Quem esteve atento pôde aperceber-se que, com o agravar da situação, a chamada de atenção e a condenação da perseguição aos Rohingyas têm sido uma constante nos discursos e nas exortações do Papa Francisco. A visita aos dois países envolvidos neste drama não podia deixar de criar elevadas expetativas. Tudo foi claro e intencional. Em primeiro lugar estava o encontro com o povo, levando uma mensagem de esperança que passa pelo respeito da dignidade de toda a pessoa, pela tolerância para com os diferentes e na necessidade de um compromisso comum pelo bem da humanidade. A seguir queria levar o conforto fraterno de quem tem por missão confirmar a fé dos irmãos. E ainda, porque havia expetativas elevadas, era urgente deixar aos responsáveis políticos um sinal de que ele, pelas razões mais profundas da fé em Deus e na pessoa humana, tem que estar ao lado dos oprimidos e preconizar a sua libertação.
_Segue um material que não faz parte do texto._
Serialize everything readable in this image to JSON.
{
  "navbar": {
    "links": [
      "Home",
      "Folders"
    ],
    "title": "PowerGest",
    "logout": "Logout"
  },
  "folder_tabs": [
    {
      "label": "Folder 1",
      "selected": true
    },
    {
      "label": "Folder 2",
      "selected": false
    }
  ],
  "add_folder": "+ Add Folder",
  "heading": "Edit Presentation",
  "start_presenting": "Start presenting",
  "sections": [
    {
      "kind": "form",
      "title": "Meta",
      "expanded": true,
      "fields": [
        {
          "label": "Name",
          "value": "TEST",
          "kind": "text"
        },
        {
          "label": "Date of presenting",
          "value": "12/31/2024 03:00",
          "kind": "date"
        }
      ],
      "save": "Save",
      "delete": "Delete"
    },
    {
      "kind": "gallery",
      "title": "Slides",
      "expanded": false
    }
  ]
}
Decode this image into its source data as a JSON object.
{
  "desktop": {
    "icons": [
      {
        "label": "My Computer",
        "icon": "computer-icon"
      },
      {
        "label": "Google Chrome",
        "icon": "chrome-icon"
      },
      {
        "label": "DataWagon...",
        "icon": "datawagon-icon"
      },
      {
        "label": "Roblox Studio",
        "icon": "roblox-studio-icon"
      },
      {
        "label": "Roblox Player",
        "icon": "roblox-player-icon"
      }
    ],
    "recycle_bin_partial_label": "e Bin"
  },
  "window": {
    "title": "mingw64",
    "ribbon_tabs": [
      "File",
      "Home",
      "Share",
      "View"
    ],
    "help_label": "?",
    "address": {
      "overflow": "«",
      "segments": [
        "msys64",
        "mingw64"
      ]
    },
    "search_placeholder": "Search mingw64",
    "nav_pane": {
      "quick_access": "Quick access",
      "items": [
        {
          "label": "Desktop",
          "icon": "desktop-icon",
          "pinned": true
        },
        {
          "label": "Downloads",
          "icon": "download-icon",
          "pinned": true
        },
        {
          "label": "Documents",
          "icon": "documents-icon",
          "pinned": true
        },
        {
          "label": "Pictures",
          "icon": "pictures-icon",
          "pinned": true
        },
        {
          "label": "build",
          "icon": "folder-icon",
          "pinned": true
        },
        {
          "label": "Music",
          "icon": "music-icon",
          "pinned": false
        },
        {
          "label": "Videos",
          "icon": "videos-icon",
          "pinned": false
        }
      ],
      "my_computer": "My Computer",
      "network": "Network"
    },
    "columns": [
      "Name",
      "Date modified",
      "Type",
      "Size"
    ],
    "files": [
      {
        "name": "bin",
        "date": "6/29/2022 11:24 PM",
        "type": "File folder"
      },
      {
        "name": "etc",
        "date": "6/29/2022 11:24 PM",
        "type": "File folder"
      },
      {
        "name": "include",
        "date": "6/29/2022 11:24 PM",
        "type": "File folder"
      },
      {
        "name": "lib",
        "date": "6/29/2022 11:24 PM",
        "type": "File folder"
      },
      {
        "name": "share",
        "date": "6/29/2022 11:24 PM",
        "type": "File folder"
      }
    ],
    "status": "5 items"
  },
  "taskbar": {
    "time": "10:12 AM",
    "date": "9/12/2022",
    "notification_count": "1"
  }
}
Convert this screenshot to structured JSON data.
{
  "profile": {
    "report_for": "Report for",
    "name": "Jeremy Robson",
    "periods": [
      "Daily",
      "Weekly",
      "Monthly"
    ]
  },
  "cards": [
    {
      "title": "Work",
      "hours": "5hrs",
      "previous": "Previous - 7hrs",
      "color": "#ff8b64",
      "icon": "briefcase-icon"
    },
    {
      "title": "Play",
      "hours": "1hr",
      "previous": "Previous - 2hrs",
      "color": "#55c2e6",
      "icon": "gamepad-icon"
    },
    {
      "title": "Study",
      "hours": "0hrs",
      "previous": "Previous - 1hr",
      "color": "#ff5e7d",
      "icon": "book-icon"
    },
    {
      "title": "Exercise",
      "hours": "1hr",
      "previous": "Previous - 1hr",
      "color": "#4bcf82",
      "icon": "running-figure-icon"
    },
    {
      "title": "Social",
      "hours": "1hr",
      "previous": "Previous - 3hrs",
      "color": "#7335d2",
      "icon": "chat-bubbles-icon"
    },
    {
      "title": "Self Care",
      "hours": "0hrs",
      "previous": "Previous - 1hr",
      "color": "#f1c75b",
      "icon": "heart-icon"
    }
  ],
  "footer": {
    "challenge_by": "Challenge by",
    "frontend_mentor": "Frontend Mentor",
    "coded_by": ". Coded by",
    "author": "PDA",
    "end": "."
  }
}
Por isso teve lugar o encontro com a controversa Aung San Suu Kyi, Prémio Nobel da Paz e, no momento, Conselheira de Estado, um cargo semelhante a Chefe do Governo, e por isso partilhando da responsabilidade por este drama. O encontro com Min Aung Hlaing, chefe do Exército de Mianmar não foi meramente protocolar, tendo o Papa afirmado que “não negociou” com a verdade. Foi uma iniciativa de “passo a passo”, procurando não outros interesses senão os dos mais desprotegidos. A defesa dos direitos das minorias, a alusão ao Estado de Rakhine (que na expressão de Suu Ki, “captou fortemente a atenção do mundo”), a dignidade e a solidariedade de todos independentemente da raça ou da religião, foram o mote dos seus gestos e das suas palavras, rejeitando aquilo que pode gerar ruido, mas que não resolve o sofrimento das pessoas, porque as denúncias “feitas de forma agressiva”, têm como resultado “fechar a porta” ao diálogo necessário para a superação dos problemas.

Para além de todas as palavras há o gesto do encontro com os refugiados rohingya em Daca, escutando-os, fazendo seu o sofrimento deles e não os deixando ir embora sem um pedido de perdão por aqueles que os perseguem e pela indiferença do mundo.

Sem o néon das avenidas e sem o frenesim das superfícies comerciais, deixou-nos um sinal de que Ele continua a não ter lugar na hospedaria. O que não nos pode deixar indiferentes.